Wifaq’s Affairs Under Scrutiny


The move follows a series of inspection visits by court representatives to all the political societies. The court has sent reminders to them to submit their financial statements for 2006-2007.

The head of political affairs office at the Ministry of Justice, Abdulla Majeed Al Shaikh, told the Tribune, “We have asked all the societies to submit their financial statements. Only two societies have complied with our reminders so far. The ministry had asked the societies to submit copies of their annual budget, financial expenditure and donations from abroad to the office so that transparency in their records can be ensured.”

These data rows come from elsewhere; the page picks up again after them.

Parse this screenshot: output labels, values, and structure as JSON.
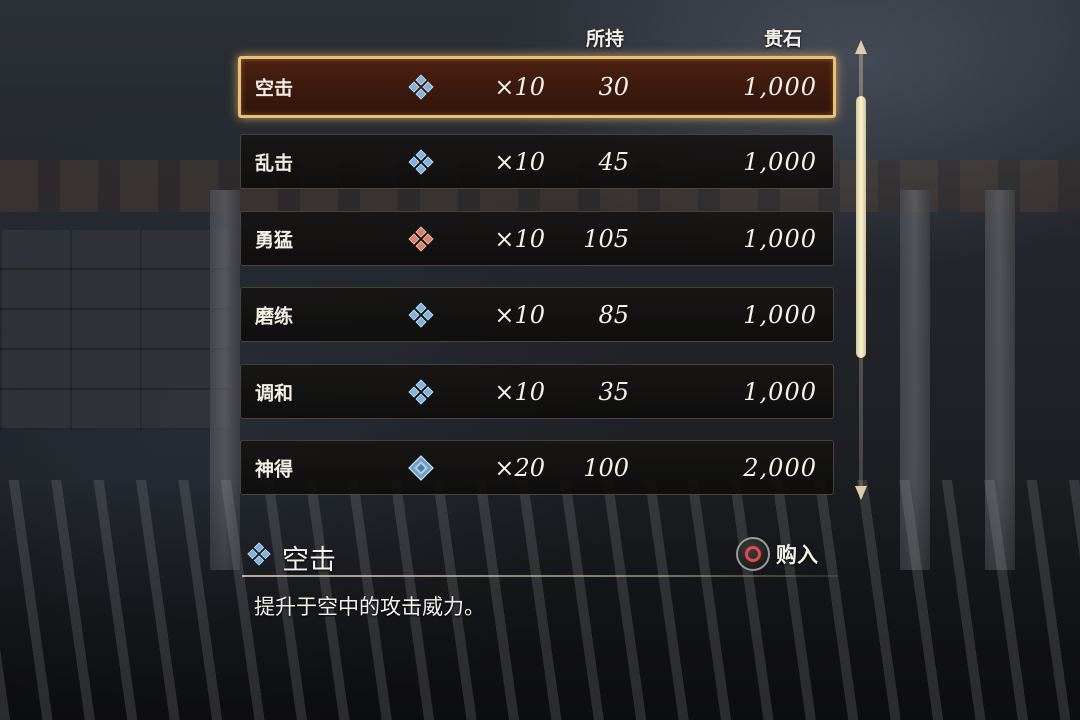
{
  "header": {
    "owned_label": "所持",
    "gems_label": "贵石"
  },
  "items": [
    {
      "name": "空击",
      "icon": "blue-clover-gem-icon",
      "icon_color": "#7fb3e0",
      "quantity": "×10",
      "owned": "30",
      "price": "1,000",
      "selected": true
    },
    {
      "name": "乱击",
      "icon": "blue-clover-gem-icon",
      "icon_color": "#7fb3e0",
      "quantity": "×10",
      "owned": "45",
      "price": "1,000",
      "selected": false
    },
    {
      "name": "勇猛",
      "icon": "red-clover-gem-icon",
      "icon_color": "#d9826a",
      "quantity": "×10",
      "owned": "105",
      "price": "1,000",
      "selected": false
    },
    {
      "name": "磨练",
      "icon": "blue-clover-gem-icon",
      "icon_color": "#7fb3e0",
      "quantity": "×10",
      "owned": "85",
      "price": "1,000",
      "selected": false
    },
    {
      "name": "调和",
      "icon": "blue-clover-gem-icon",
      "icon_color": "#7fb3e0",
      "quantity": "×10",
      "owned": "35",
      "price": "1,000",
      "selected": false
    },
    {
      "name": "神得",
      "icon": "blue-diamond-gem-icon",
      "icon_color": "#7fb3e0",
      "quantity": "×20",
      "owned": "100",
      "price": "2,000",
      "selected": false
    }
  ],
  "detail": {
    "icon": "blue-clover-gem-icon",
    "title": "空击",
    "description": "提升于空中的攻击威力。"
  },
  "buy": {
    "button_icon": "circle-button-icon",
    "label": "购入"
  },
  "colors": {
    "selected_border": "#e9c178",
    "selected_fill": "#3a180d",
    "circle_button_ring": "#e5484d"
  }
}
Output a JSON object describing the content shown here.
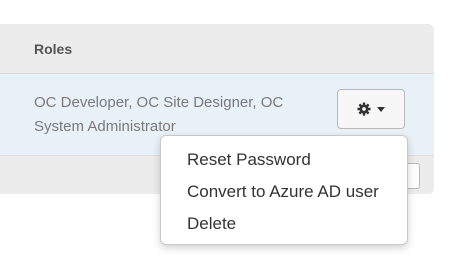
{
  "table": {
    "header": {
      "roles_label": "Roles"
    },
    "row": {
      "roles_value": "OC Developer, OC Site Designer, OC System Administrator",
      "actions_button": {
        "icon": "gear-icon",
        "caret": "chevron-down-icon"
      }
    }
  },
  "dropdown": {
    "items": [
      {
        "label": "Reset Password"
      },
      {
        "label": "Convert to Azure AD user"
      },
      {
        "label": "Delete"
      }
    ]
  },
  "colors": {
    "header_bg": "#ececec",
    "row_highlight": "#e9f1f8",
    "text_muted": "#7a7a7a",
    "text_dark": "#333333"
  }
}
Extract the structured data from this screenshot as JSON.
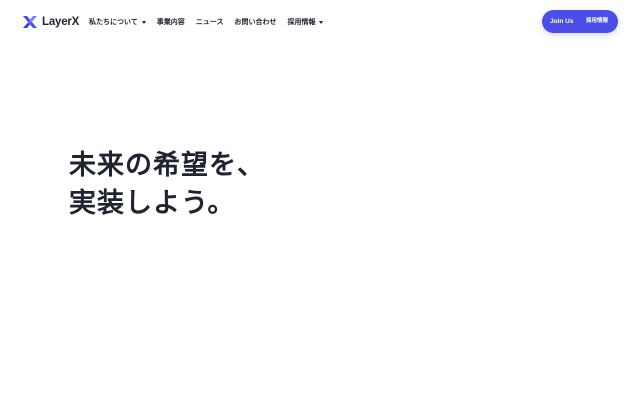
{
  "header": {
    "logo_text": "LayerX",
    "logo_icon": "layerx-logo-icon",
    "nav": [
      {
        "label": "私たちについて",
        "has_dropdown": true
      },
      {
        "label": "事業内容",
        "has_dropdown": false
      },
      {
        "label": "ニュース",
        "has_dropdown": false
      },
      {
        "label": "お問い合わせ",
        "has_dropdown": false
      },
      {
        "label": "採用情報",
        "has_dropdown": true
      }
    ],
    "cta": {
      "join_label": "Join Us",
      "recruit_label": "採用情報"
    }
  },
  "hero": {
    "line1": "未来の希望を、",
    "line2": "実装しよう。"
  },
  "colors": {
    "accent": "#4b4ee8",
    "text": "#1f2430",
    "background": "#ffffff"
  }
}
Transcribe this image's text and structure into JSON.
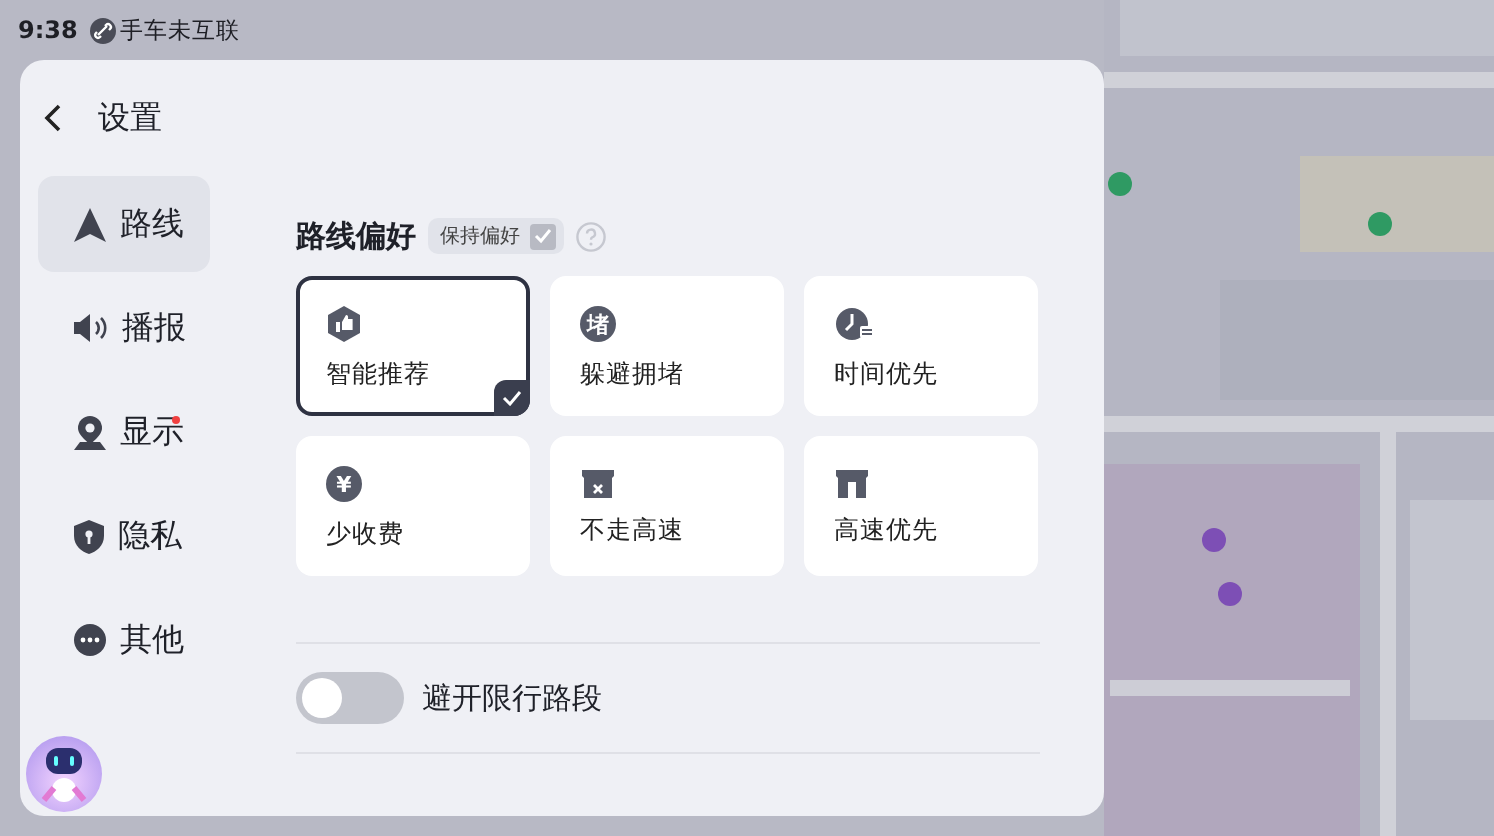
{
  "status_bar": {
    "time": "9:38",
    "connection": "手车未互联"
  },
  "header": {
    "title": "设置"
  },
  "sidebar": {
    "items": [
      {
        "label": "路线",
        "kind": "route",
        "selected": true,
        "dot": false
      },
      {
        "label": "播报",
        "kind": "voice",
        "selected": false,
        "dot": false
      },
      {
        "label": "显示",
        "kind": "display",
        "selected": false,
        "dot": true
      },
      {
        "label": "隐私",
        "kind": "privacy",
        "selected": false,
        "dot": false
      },
      {
        "label": "其他",
        "kind": "other",
        "selected": false,
        "dot": false
      }
    ]
  },
  "route_preference": {
    "title": "路线偏好",
    "keep_label": "保持偏好",
    "keep_checked": true,
    "options": [
      {
        "label": "智能推荐",
        "kind": "recommend",
        "selected": true
      },
      {
        "label": "躲避拥堵",
        "kind": "congestion",
        "icon_text": "堵",
        "selected": false
      },
      {
        "label": "时间优先",
        "kind": "time",
        "selected": false
      },
      {
        "label": "少收费",
        "kind": "toll",
        "icon_text": "¥",
        "selected": false
      },
      {
        "label": "不走高速",
        "kind": "no-highway",
        "selected": false
      },
      {
        "label": "高速优先",
        "kind": "highway",
        "selected": false
      }
    ]
  },
  "restriction_toggle": {
    "label": "避开限行路段",
    "on": false
  }
}
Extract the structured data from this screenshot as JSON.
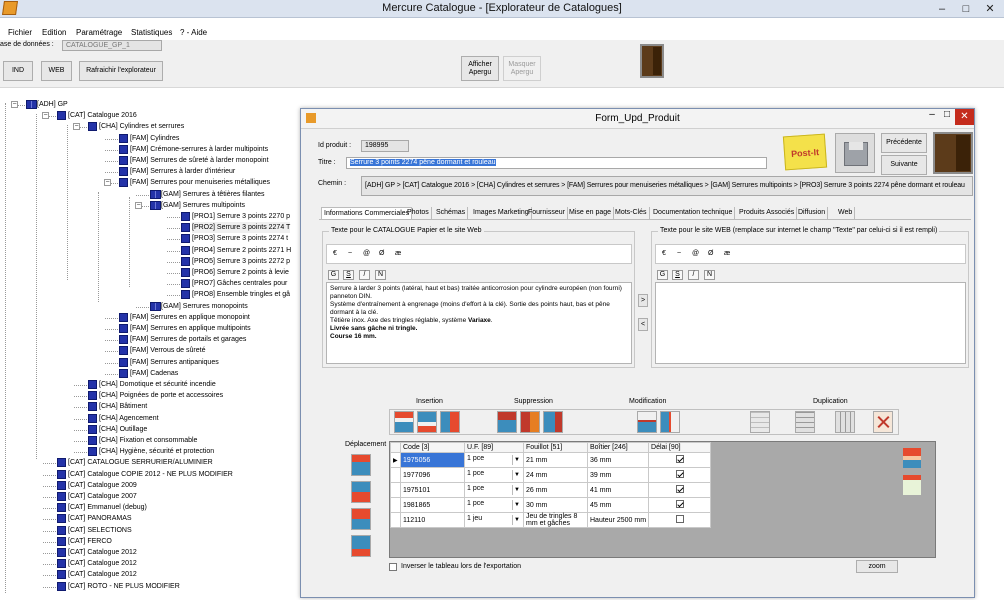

According to the political societies law, a society cannot receive more than BD10,000 in foreign aid. Article 21 of the law has made it compulsory for all societies to obtain permission from the ministry to raise funds locally. Insiders say if the societies abide by the court reminder, they would be under its scanner and the court will supervise their financial affairs.

Established in 2002, the

Financial Audit Court

has been instrumental in highlighting irregularities in the government and the public sector.
The court has the right to suspend officials if found involved in irregularities. It can ask for any confidential information and documents from public organisations and ministries for investigation.

The court prepares annual reports on the performance of the ministries, public organisations and major companies in which the government has at least 50 per cent stake.

The court reports directly to His Majesty the King, Hamad bin Isa Al Khalifa, and forwards the reports to the Cabinet and the Parliament for discussion.